Whilst setting the first one up I decided to give Caddy a try. It is billed as being a really simple to set up server that provides a number of benefits such as automatic certificates.
I had already got Ubuntu installed on the server. The rest of this post will explain how I got Caddy installed and serving static sites. It can easily be used for dynamic sites using PHP, proxies and load balancers (if required).
Installing Caddy
The first thing I did was to install the server
sudo apt install -y debian-keyring debian-archive-keyring apt-transport-https
curl -1sLf 'https://dl.cloudsmith.io/public/caddy/stable/gpg.key' | sudo tee /etc/apt/trusted.gpg.d/caddy-stable.asc
curl -1sLf 'https://dl.cloudsmith.io/public/caddy/stable/debian.deb.txt' | sudo tee /etc/apt/sources.list.d/caddy-stable.list
sudo apt update
sudo apt install caddy
Install and configure the firewall
I like to use UFW so ran the commands below
sudo apt install ufw
sudo ufw default incoming deny
sudo ufw default outgoing allow
sudo ufw allow 80
sudo ufw allow 443
Configure Caddy
I then created a simple Caddyfile by editing the one in /etc/caddy/Caddyfile and added the following lines (make sure to replace anything in italics with your own information if you are using this to set up your own server)
{
default_sni your_domain_here
admin off
email your_email_here
servers {
listener_wrappers {
http_redirect
tls
}
protocols h3 h2 h1
}
}
your_domain_here {
redir https://www.your_domain_here permanent
}
www.your_domain_here {
tls {
protocols tls1.2 tls1.3
ciphers TLS_ECDHE_ECDSA_WITH_AES_128_GCM_SHA256 TLS_ECDHE_RSA_WITH_AES_12>
}
encode zstd gzip
templates
log {
output file /var/log/caddy/your_domain_here.access.log {
roll_size 100mb
roll_keep 7
roll_local_time
}
# location of the site files
root * /var/www/your_domain_here
push
# set headers
# cache for four hours
header ?Cache-Control "max-age=14400"
@static {
path *.ico *.css *.js *.gif *.jpg *.jpeg *.png *.svg *.woff *.woff2 *.ttf *.eot
}
handle @static {
# cache for 3 months
header Cache-Control max-age=7776000
}
# put a - in front of a header to strip it
header {
-Server
-X-Powered-By
X-Real-IP {http.request.remote}
Host {host}
Strict-Transport-Security "max-age=31536000; includeSubDomains;"
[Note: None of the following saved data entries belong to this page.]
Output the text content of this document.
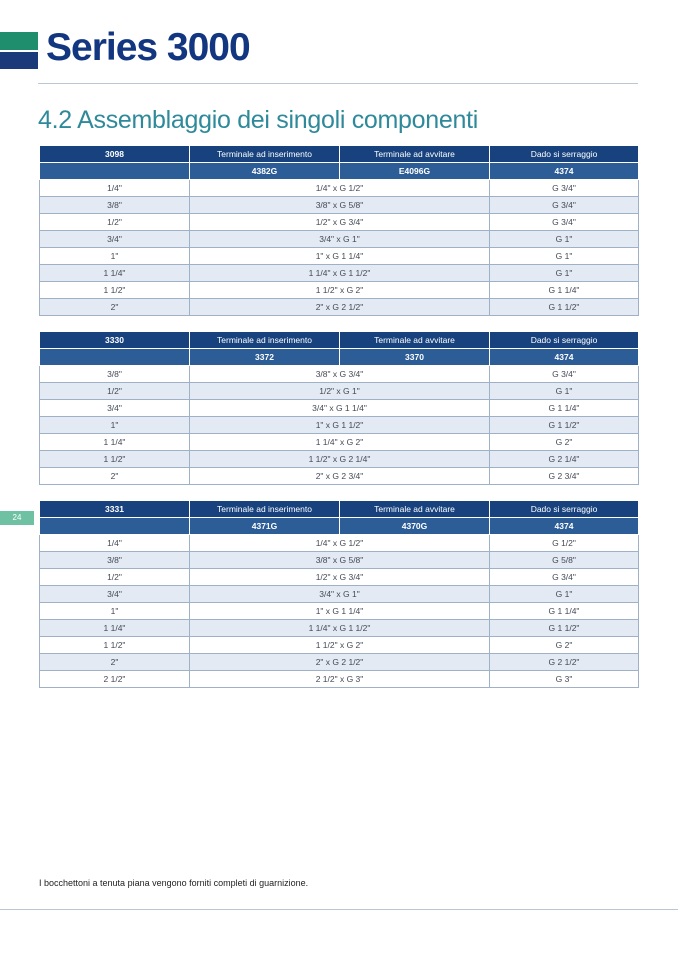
Series 3000
4.2 Assemblaggio dei singoli componenti
24
3098	Terminale ad inserimento	Terminale ad avvitare	Dado si serraggio
	4382G	E4096G	4374
1/4"	1/4" x G 1/2"		G 3/4"
3/8"	3/8" x G 5/8"		G 3/4"
1/2"	1/2" x G 3/4"		G 3/4"
3/4"	3/4" x G 1"		G 1"
1"	1" x G 1 1/4"		G 1"
1 1/4"	1 1/4" x G 1 1/2"		G 1"
1 1/2"	1 1/2" x G 2"		G 1 1/4"
2"	2" x G 2 1/2"		G 1 1/2"
3330	Terminale ad inserimento	Terminale ad avvitare	Dado si serraggio
	3372	3370	4374
3/8"	3/8" x G 3/4"		G 3/4"
1/2"	1/2" x G 1"		G 1"
3/4"	3/4" x G 1 1/4"		G 1 1/4"
1"	1" x G 1 1/2"		G 1 1/2"
1 1/4"	1 1/4" x G 2"		G 2"
1 1/2"	1 1/2" x G 2 1/4"		G 2 1/4"
2"	2" x G 2 3/4"		G 2 3/4"
3331	Terminale ad inserimento	Terminale ad avvitare	Dado si serraggio
	4371G	4370G	4374
1/4"	1/4" x G 1/2"		G 1/2"
3/8"	3/8" x G 5/8"		G 5/8"
1/2"	1/2" x G 3/4"		G 3/4"
3/4"	3/4" x G 1"		G 1"
1"	1" x G 1 1/4"		G 1 1/4"
1 1/4"	1 1/4" x G 1 1/2"		G 1 1/2"
1 1/2"	1 1/2" x G 2"		G 2"
2"	2" x G 2 1/2"		G 2 1/2"
2 1/2"	2 1/2" x G 3"		G 3"
I bocchettoni a tenuta piana vengono forniti completi di guarnizione.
X-Content-Type-Options "nosniff"
X-Frame-Options "DENY"
X-XSS-Protection "1; mode=block"
X-Download-Options "noopen"
X-Permitted-Cross-Domain-Policies "none"
Referrer-Policy "no-referrer-when-downgrade"
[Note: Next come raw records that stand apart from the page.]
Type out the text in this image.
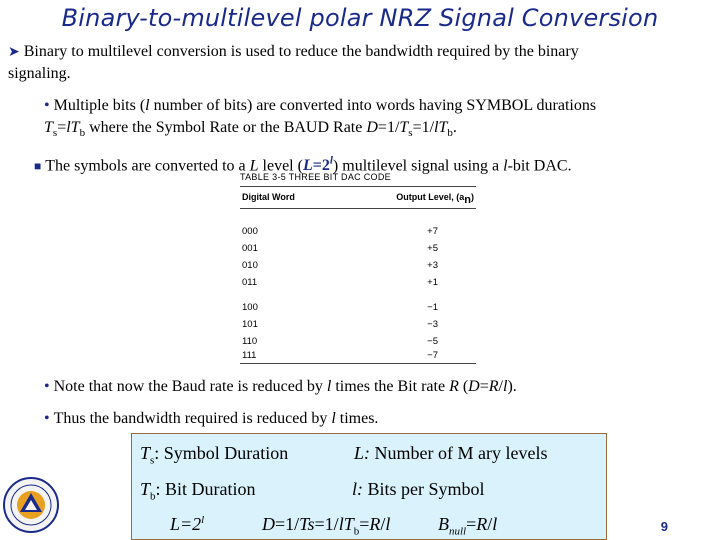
Binary-to-multilevel polar NRZ Signal Conversion
➤ Binary to multilevel conversion is used to reduce the bandwidth required by the binary
signaling.
• Multiple bits (l number of bits) are converted into words having SYMBOL durations
$T_s=lT_b$ where the Symbol Rate or the BAUD Rate $D=1/T_s=1/lT_b$.
■ The symbols are converted to a L level $(L=2^l)$ multilevel signal using a l-bit DAC.
TABLE 3-5 THREE BIT DAC CODE
Digital Word	Output Level, $(a_n)$
000	+7
001	+5
010	+3
011	+1
100	−1
101	−3
110	−5
111	−7
• Note that now the Baud rate is reduced by l times the Bit rate R (D=R/l).
• Thus the bandwidth required is reduced by l times.
$T_s$: Symbol Duration	L: Number of M ary levels
$T_b$: Bit Duration	l: Bits per Symbol
$L=2^l$	$D=1/Ts=1/lT_b=R/l$	$B_{null}=R/l$	9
Content-Security-Policy "upgrade-insecure-requests"
}
# serve static files
file_server
}
Now for the site
Now I created a folder for the site
sudo mkdir /var/www/directory_where_your_site_is
I then copied the necessary files into this directory and ran the following commands
sudo chown -R www-data:www-data /var/www/directory_where_your_site_is
sudo chmod -R 755 /var/www/directory_where_your_site_is
Final thoughts
This is only a fairly basic setup which only serves static content. Using Caddy with a dynamic website is simple enough and doesn't require much more work.
I've included some settings to enable the experimental HTTP/3 support and a few lines to enable some headers.
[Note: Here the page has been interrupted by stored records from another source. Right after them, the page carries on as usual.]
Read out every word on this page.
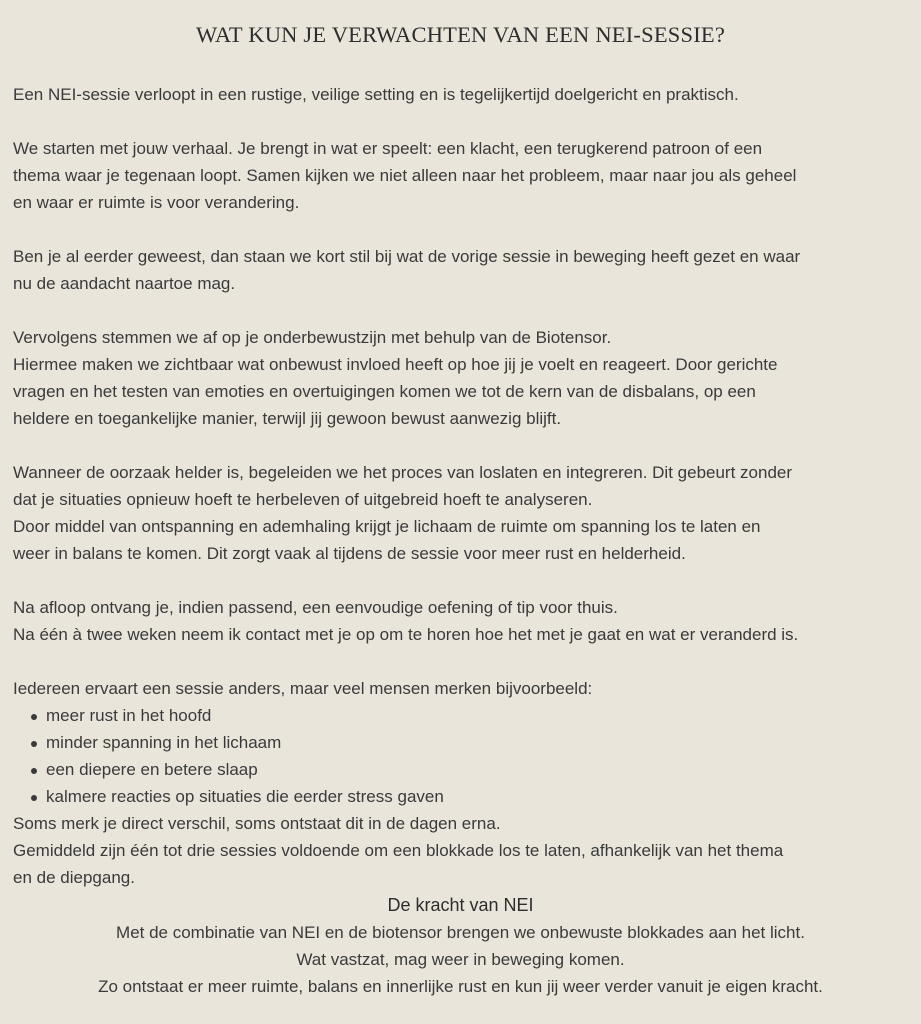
WAT KUN JE VERWACHTEN VAN EEN NEI-SESSIE?

Een NEI-sessie verloopt in een rustige, veilige setting en is tegelijkertijd doelgericht en praktisch.

We starten met jouw verhaal. Je brengt in wat er speelt: een klacht, een terugkerend patroon of een
thema waar je tegenaan loopt. Samen kijken we niet alleen naar het probleem, maar naar jou als geheel
en waar er ruimte is voor verandering.

Ben je al eerder geweest, dan staan we kort stil bij wat de vorige sessie in beweging heeft gezet en waar
nu de aandacht naartoe mag.

Vervolgens stemmen we af op je onderbewustzijn met behulp van de Biotensor.
Hiermee maken we zichtbaar wat onbewust invloed heeft op hoe jij je voelt en reageert. Door gerichte
vragen en het testen van emoties en overtuigingen komen we tot de kern van de disbalans, op een
heldere en toegankelijke manier, terwijl jij gewoon bewust aanwezig blijft.

Wanneer de oorzaak helder is, begeleiden we het proces van loslaten en integreren. Dit gebeurt zonder
dat je situaties opnieuw hoeft te herbeleven of uitgebreid hoeft te analyseren.
Door middel van ontspanning en ademhaling krijgt je lichaam de ruimte om spanning los te laten en
weer in balans te komen. Dit zorgt vaak al tijdens de sessie voor meer rust en helderheid.

Na afloop ontvang je, indien passend, een eenvoudige oefening of tip voor thuis.
Na één à twee weken neem ik contact met je op om te horen hoe het met je gaat en wat er veranderd is.

Iedereen ervaart een sessie anders, maar veel mensen merken bijvoorbeeld:

meer rust in het hoofd
minder spanning in het lichaam
een diepere en betere slaap
kalmere reacties op situaties die eerder stress gaven

Soms merk je direct verschil, soms ontstaat dit in de dagen erna.
Gemiddeld zijn één tot drie sessies voldoende om een blokkade los te laten, afhankelijk van het thema
en de diepgang.

De kracht van NEI

Met de combinatie van NEI en de biotensor brengen we onbewuste blokkades aan het licht.
Wat vastzat, mag weer in beweging komen.
Zo ontstaat er meer ruimte, balans en innerlijke rust en kun jij weer verder vanuit je eigen kracht.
The security headers and SSL certificate can be tested at https://securityheaders.com/ and https://www.ssllabs.com/ssltest/index.html respectively.
I've since made some changes and additions to the Caddyfile you see above but this should give you a good start if you wish to install and use the Caddy web server on Ubuntu.